Solothurn

Im Haus der Kunst wird traditionelle japanische Kunst gezeigt – modern

Das Haus der Kunst St. Josef in Solothurn präsentiert die japanischen Künstler Atsuo Hukuda und Shuhei Fukuda.

Zum zweiten Mal nach 2017 geben sie Einblick in ihr Schaffen, die beiden japanischen Künstler Atsuo Hukuda und Shuhei Fukuda. Ihre künstlerische Haltung ist geprägt von der Tradition und der Kultur der Generationen prägenden und vertiefenden Kunstschule «Ryuhu».

Dazu gehört auch jener bildnerische Stil, dessen Hauptmerkmal die Arbeit mit Gold- und Silberblättern für eine flache Hintergrundierung ist, die mit Tusche kalligrafisch ausgearbeitet wird. Und Atsuo Hukuda und Shuhei Fukuda zeigen nun, wie diese alte Bildtradition einen respektvollen modernen Charakter erhält.

Der Sohn setzt die Tradition in Umkehr fort

Der Hauptraum des Hauses der Kunst in der ehemaligen Kirche St. Josef wird vom 23-jährigen Shuhei Fukuda, Sohn des Atsuo Hukuda, sparsam, aber wirkungsvoll bespielt. Er erweitert das tradierte Bildverständnis konsequent fort und erweitert dieses gleichzeitig radikal ins Konzeptuelle weiter. So wirken seine grossformatigen Arbeiten mit ihrer vordergründig silbernen Monochromie, den leicht durchschimmernden schwarzen Spuren auf den ersten Blick durch eine sublimierte Zurückhaltung.

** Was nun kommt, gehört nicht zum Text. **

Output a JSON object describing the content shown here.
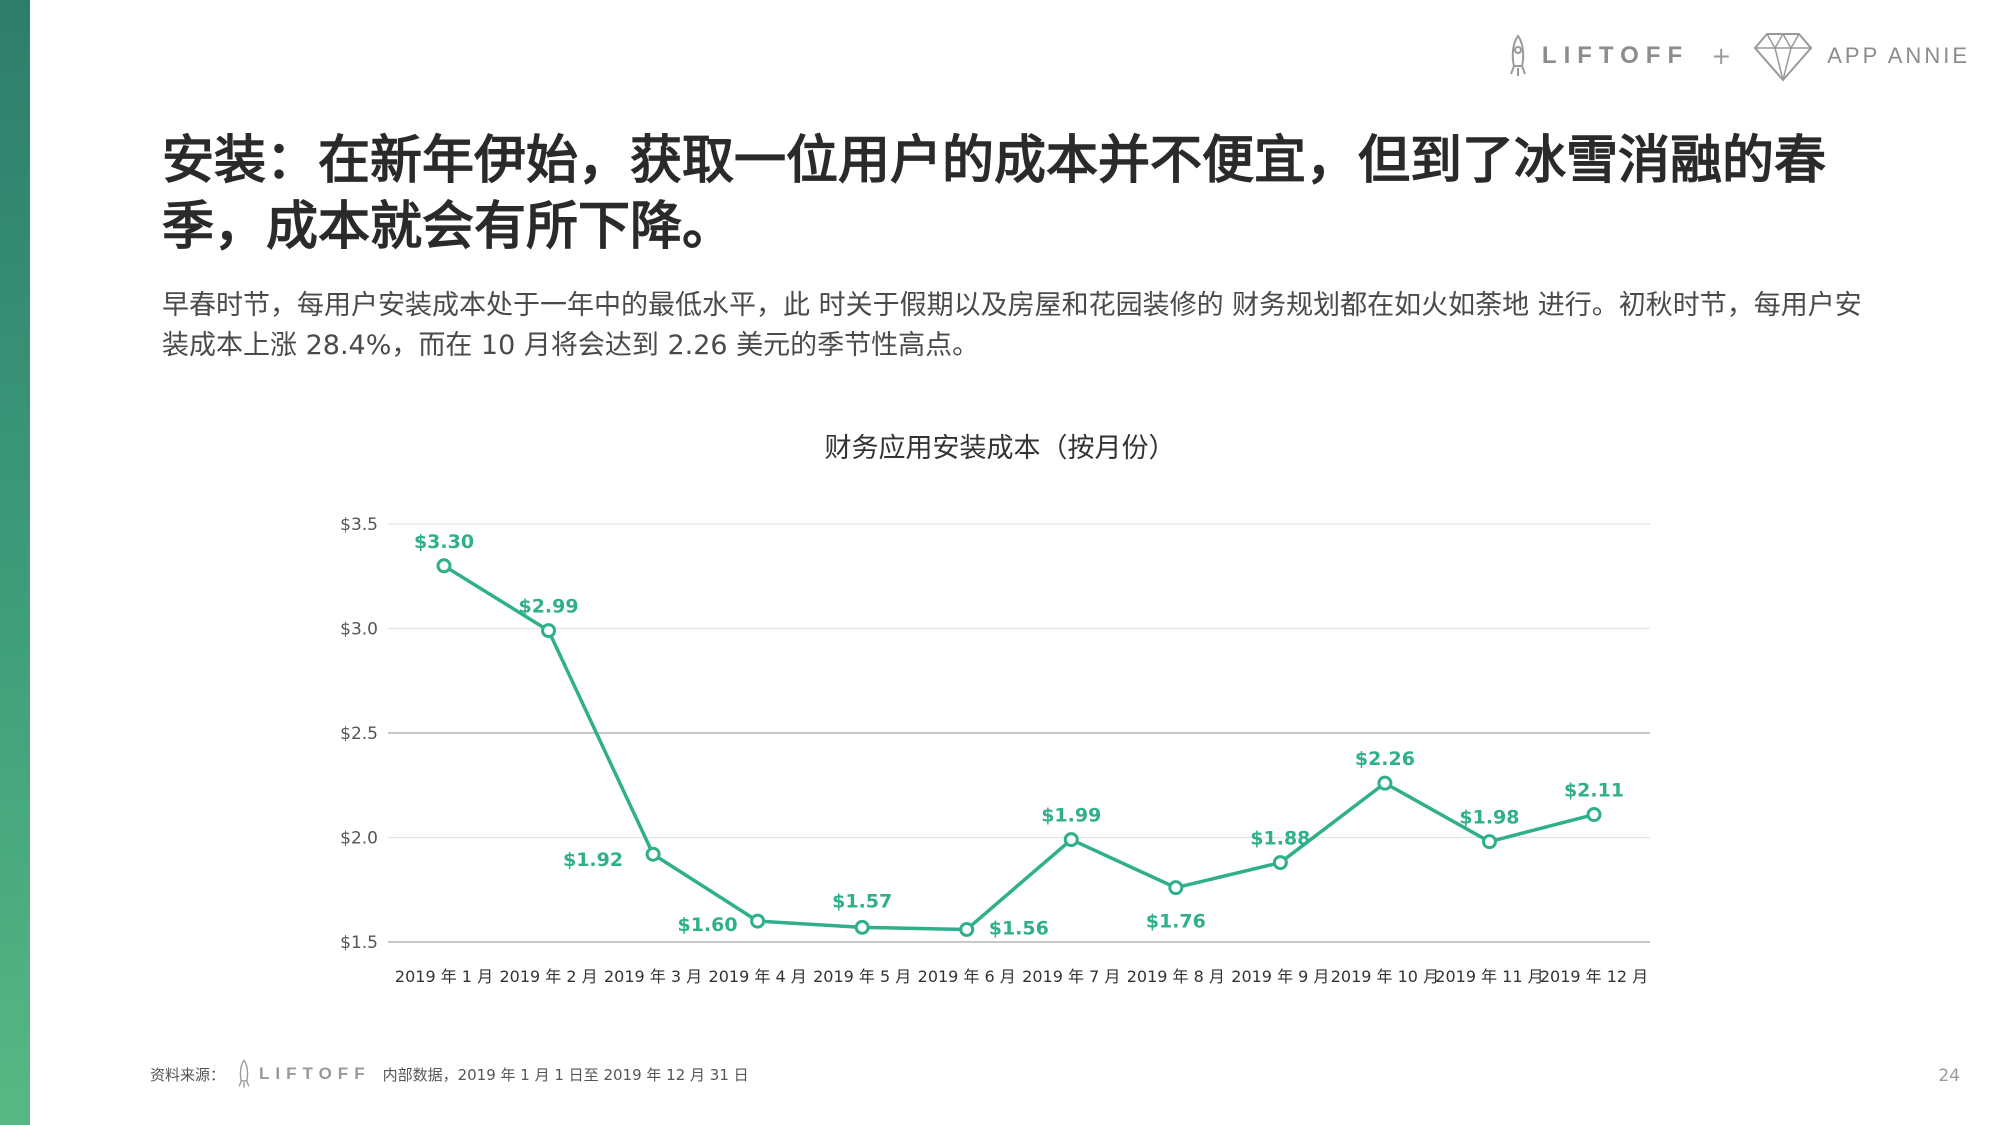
{
  "header": {
    "brand_left": "LIFTOFF",
    "plus": "+",
    "brand_right": "APP ANNIE"
  },
  "headline": "安装：在新年伊始，获取一位用户的成本并不便宜，但到了冰雪消融的春季，成本就会有所下降。",
  "subtext": "早春时节，每用户安装成本处于一年中的最低水平，此 时关于假期以及房屋和花园装修的 财务规划都在如火如荼地 进行。初秋时节，每用户安装成本上涨 28.4%，而在 10 月将会达到 2.26 美元的季节性高点。",
  "chart_data": {
    "type": "line",
    "title": "财务应用安装成本（按月份）",
    "categories": [
      "2019 年 1 月",
      "2019 年 2 月",
      "2019 年 3 月",
      "2019 年 4 月",
      "2019 年 5 月",
      "2019 年 6 月",
      "2019 年 7 月",
      "2019 年 8 月",
      "2019 年 9 月",
      "2019 年 10 月",
      "2019 年 11 月",
      "2019 年 12 月"
    ],
    "values": [
      3.3,
      2.99,
      1.92,
      1.6,
      1.57,
      1.56,
      1.99,
      1.76,
      1.88,
      2.26,
      1.98,
      2.11
    ],
    "value_labels": [
      "$3.30",
      "$2.99",
      "$1.92",
      "$1.60",
      "$1.57",
      "$1.56",
      "$1.99",
      "$1.76",
      "$1.88",
      "$2.26",
      "$1.98",
      "$2.11"
    ],
    "label_placement": [
      "above",
      "above",
      "below-left",
      "below-left",
      "above",
      "below-right",
      "above",
      "below",
      "above",
      "above",
      "above",
      "above"
    ],
    "yticks": [
      1.5,
      2.0,
      2.5,
      3.0,
      3.5
    ],
    "ytick_labels": [
      "$1.5",
      "$2.0",
      "$2.5",
      "$3.0",
      "$3.5"
    ],
    "ylim": [
      1.5,
      3.5
    ],
    "grid": true,
    "color": "#2fb08a"
  },
  "footer": {
    "source_label": "资料来源：",
    "brand": "LIFTOFF",
    "note": "内部数据，2019 年 1 月 1 日至 2019 年 12 月 31 日"
  },
  "page_number": "24"
}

Es ist der zweite Blick, die Auseinandersetzung mit den künstlerischen Absichten, der die Raffinesse dieser Bildabsichten eröffnet: Shuhei Fukuda dreht den traditionellen Bildprozess um, grundiert nun das alte Japanpapier mit schwarzer Kalligrafietusche und schichtet da–auf die Silberfolie, der ursprüngliche Bildträger wird so zum malerischen Bildmoment. Eine kontemplative Wirkung entsteht so, die durch eine allmähliche Oxidierung des Silbers in feine Nuancen gesteigert wird. In seinen kleinen Arbeiten – hier bilden verschiedenfarbige Tuschen den Bildgrund – erzeugt der junge Kunstschaffende mit Sulfitpulver und entsprechenden reaktiven und klimatischen Wirkungen subtil wandelbare Impressionen in den monochromen Silberfolienoberflächen.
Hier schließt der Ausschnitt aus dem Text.